The appointment of the defendant was a discretionary one, and at the time there already were two adherents to the Republican party on the commission. As the defendant was a registered republican, his appointment violated the special acts when read together.

There is no error.

In this opinion the other judges concurred.

NOTES

[1] 22 Spec. Acts, No. 407. AN ACT AMENDING THE CHARTER OF THE CITY OF BRIDGEPORT BY ESTABLISHING A CIVIL SERVICE COMMISSION.

[2] Section 1 provides in part: "The mayor shall appoint, on or before October 10, 1935, five persons as civil service commissioners to serve, one for five years, one for four years, one for three years, one for two years and one for one year. Each year thereafter the mayor shall appoint one person as the successor of the member whose term shall expire, to serve for five years. Any vacancy shall be filled by the mayor for the unexpired portion of the term. Not more than two of the members shall be adherents of the same political party and no member shall hold salaried public office."

[3] 26 Spec. Acts, No. 591. The pertinent part of this act is as follows: "AN ACT AMENDING THE CHARTER OF THE CITY OF BRIDGEPORT. Section 1 of number 407 of the special acts of 1935 is amended by adding thereto the following: (a) Commencing with the appointment to the civil service commission to be made next after the passage of this act, the mayor shall appoint an employee of the city of Bridgeport as a member of the civil service commission; and the successors of this particular member shall be employees of the city of Bridgeport. In making this appointment, and the successor appointments to it, the mayor shall accept for appointment the person who shall have been elected by the employees of the city of Bridgeport. The member of the civil service commission who is also an employee of the city of Bridgeport shall be permitted to hold paid public office or position.... (e) No provision of the general statutes or special acts inconsistent with any provision of this act shall apply to the city of Bridgeport."

Parts (b), (c) and (d) govern the procedure for nominating and electing the employee who is to serve on the commission and for filling any vacancy in the unexpired term of an employee.

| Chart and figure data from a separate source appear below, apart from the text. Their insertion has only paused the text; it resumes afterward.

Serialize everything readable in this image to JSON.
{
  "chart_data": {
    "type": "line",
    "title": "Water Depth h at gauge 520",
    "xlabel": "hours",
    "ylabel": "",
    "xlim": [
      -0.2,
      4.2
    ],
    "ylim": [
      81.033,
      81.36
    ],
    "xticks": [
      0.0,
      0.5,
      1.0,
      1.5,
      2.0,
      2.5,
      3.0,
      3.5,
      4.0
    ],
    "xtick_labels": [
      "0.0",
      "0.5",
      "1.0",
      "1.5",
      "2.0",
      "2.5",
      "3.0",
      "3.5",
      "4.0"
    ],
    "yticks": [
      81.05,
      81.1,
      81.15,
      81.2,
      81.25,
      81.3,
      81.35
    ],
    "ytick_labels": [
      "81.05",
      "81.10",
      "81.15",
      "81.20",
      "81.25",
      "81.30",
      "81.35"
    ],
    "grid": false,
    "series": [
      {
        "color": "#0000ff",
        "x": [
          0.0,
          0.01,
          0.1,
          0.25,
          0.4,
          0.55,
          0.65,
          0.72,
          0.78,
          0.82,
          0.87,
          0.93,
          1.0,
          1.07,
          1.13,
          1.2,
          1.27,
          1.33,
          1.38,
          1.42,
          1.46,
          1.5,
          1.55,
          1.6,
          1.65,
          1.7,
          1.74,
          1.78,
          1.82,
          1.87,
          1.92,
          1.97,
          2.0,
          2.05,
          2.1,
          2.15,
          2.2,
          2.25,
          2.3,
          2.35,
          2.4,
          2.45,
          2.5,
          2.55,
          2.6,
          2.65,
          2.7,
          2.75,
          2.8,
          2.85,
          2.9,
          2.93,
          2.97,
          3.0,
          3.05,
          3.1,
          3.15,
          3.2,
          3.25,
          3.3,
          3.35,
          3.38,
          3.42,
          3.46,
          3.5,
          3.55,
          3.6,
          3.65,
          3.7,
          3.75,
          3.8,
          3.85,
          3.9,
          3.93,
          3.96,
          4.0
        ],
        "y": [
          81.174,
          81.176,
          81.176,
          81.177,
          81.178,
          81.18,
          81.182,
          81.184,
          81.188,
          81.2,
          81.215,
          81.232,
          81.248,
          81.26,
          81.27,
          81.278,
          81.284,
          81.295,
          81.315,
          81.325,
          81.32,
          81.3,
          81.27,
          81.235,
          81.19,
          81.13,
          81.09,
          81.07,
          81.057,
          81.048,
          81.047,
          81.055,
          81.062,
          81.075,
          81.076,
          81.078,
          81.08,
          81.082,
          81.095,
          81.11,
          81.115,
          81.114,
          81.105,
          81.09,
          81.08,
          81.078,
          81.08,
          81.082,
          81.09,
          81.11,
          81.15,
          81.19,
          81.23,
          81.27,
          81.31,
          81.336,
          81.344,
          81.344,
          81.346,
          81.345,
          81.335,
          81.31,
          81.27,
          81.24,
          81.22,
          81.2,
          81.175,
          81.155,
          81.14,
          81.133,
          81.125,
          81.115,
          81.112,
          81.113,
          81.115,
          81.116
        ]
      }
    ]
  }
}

[4] On appeal, the court properly refused to prepare a finding of fact as the case was submitted on a stipulation of fact. Larke v. Morrissey, 155 Conn. 163, 166, 230 A.2d 562, and cases cited. The court made a limited finding reciting its conclusions and the claims of law of the defendant. The facts recited in the text of this opinion have been drawn from the stipulation of the parties which has been printed in the record.